All I knew about this novel before now was that it, unlike Tillman's previous works, featured very long sentences. I had no idea until just this morning, when I read the bookforum review, that the novel made skin into its leaping-off point for meditations on history and the human condition. I'm pleased to see that my Aunt (yes, we're related) has written this new novel from the point of view of a former historian (and I was just talking to her yesterday about how the worst thing about being historian must be torturous process of editing footnotes!). This current historian is now a designer, fascinated by chairs.
According to Matthew Sharpe,
Magnificently, Lynne Tillman makes skin do what Herman Melville made boats do--contain multitudes. American Genius, though less macho, belongs in the same class as Moby-Dick and Gravity's Rainbow: encyclopedic novels about America and the world. Grand and minute, elegiac and hilarious, this book will also contradict anything anyone can say about it."
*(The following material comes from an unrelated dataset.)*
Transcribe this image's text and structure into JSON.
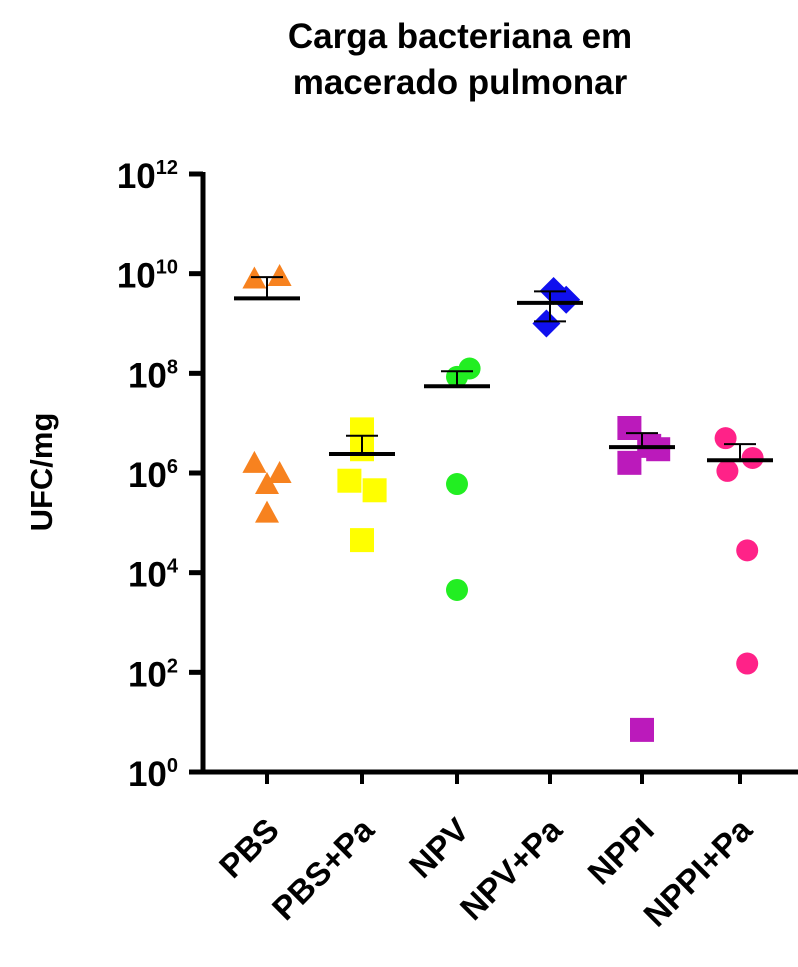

If that's true, it's best to take a look for yourself. It's been excerpted in Bomb magazine, and you can read a snippet online.
It's got a web-presence already, being blogged at books are pretty and Midnight Ambulette twice, actually. Earlier this year, Dennis Cooper was celebrating Lynne Tillman Day. And a fellow in Buffalo includes the new novel on his list of books the New York Times should review in comparison with what they have reviewed, which seems to be Phillip Roth and more Phillip Roth.
I'll have more to say about it after reading it, which I will do on the plane on my way to the American Studies conference in Oakland (about which I will surely blog). What I can say for now is this: Lynne Tillman has remained true to her vision as a writer of serious literature. In a world of "Chick Lit" and navel-gazing memoirs, t's not easy to remain true to a marginalized field in which women are even more notoriously marginalized by critics who are obsessed with boys. So the comparison made in the blurbs to boy-cult author, Thomas Pyncheon, delights me.
From what I know of her work, this novel will do what others have failed at: integrate personal reflection with the weight of American history. I look forward to it.